Au lieu de faire comprendre aux peuples mal éduqués que; la RDC est liée à la MONUSCO via un accord de siège signé avec l’ONU et que l’initiative est venue en grande partie du pays lui-même ; Que nous sommes en plein terrain échelonné des troupes onusiennes signé d’ailleurs par le gouvernement de la RDC et la Monusco depuis le 15 Septembre 2021… Voilà autant d’informations qu’il faille donner à cette population qui ne sait rien, ni des enjeux et moins encore de la cible à suivre au lieu de la surchauffer pour aller s’en prendre à la mauvaise cible.

Alors, n’est-ce pas une incongruité de suivre les propos « creux et hypocrites«  d’un politicien qui était aux affaires quand cet accord de « retrait progressif » a été signé par le gouvernement dont il a été lui-même l’un des principaux formateurs? Pourquoi se laisser manipuler aussi facilement ?

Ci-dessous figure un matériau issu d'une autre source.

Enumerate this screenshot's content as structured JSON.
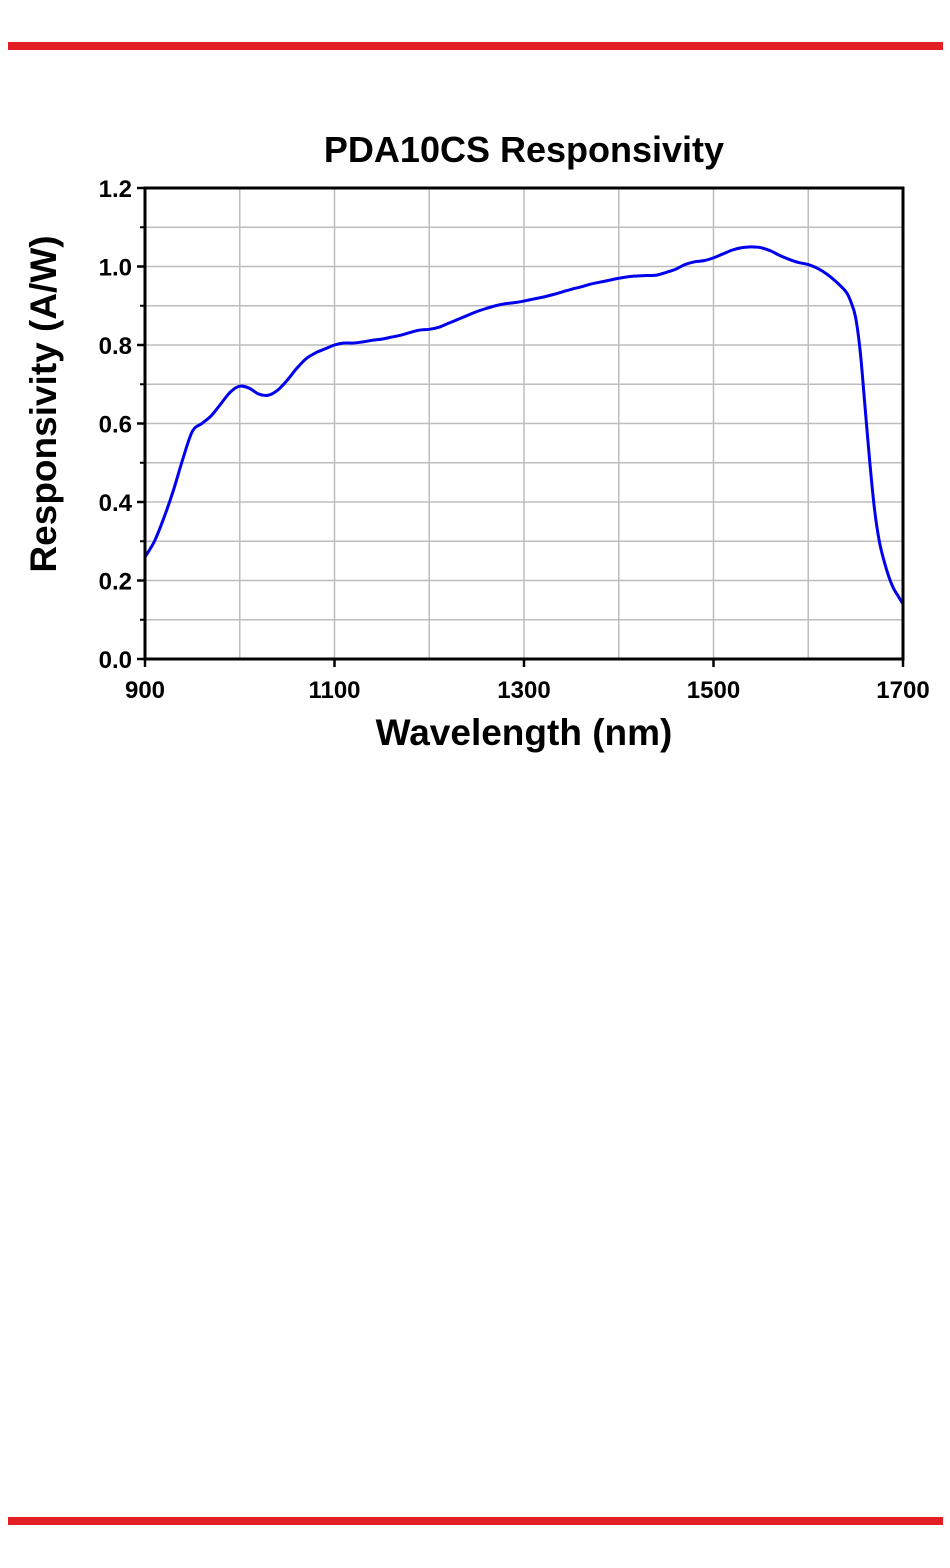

Résultats ; Faute d’éducation citoyenne, toutes nos manifestations « fondées ou non fondées » dégénèrent toujours. Ceux qui sont appelés les mobilisateurs, initiateurs et promoteurs de manifestations appellent citoyens révoltés ou manifestants, s’adonnent aux actes de vandalisme et de barbarie qui s’écartent totalement de tout esprit citoyen.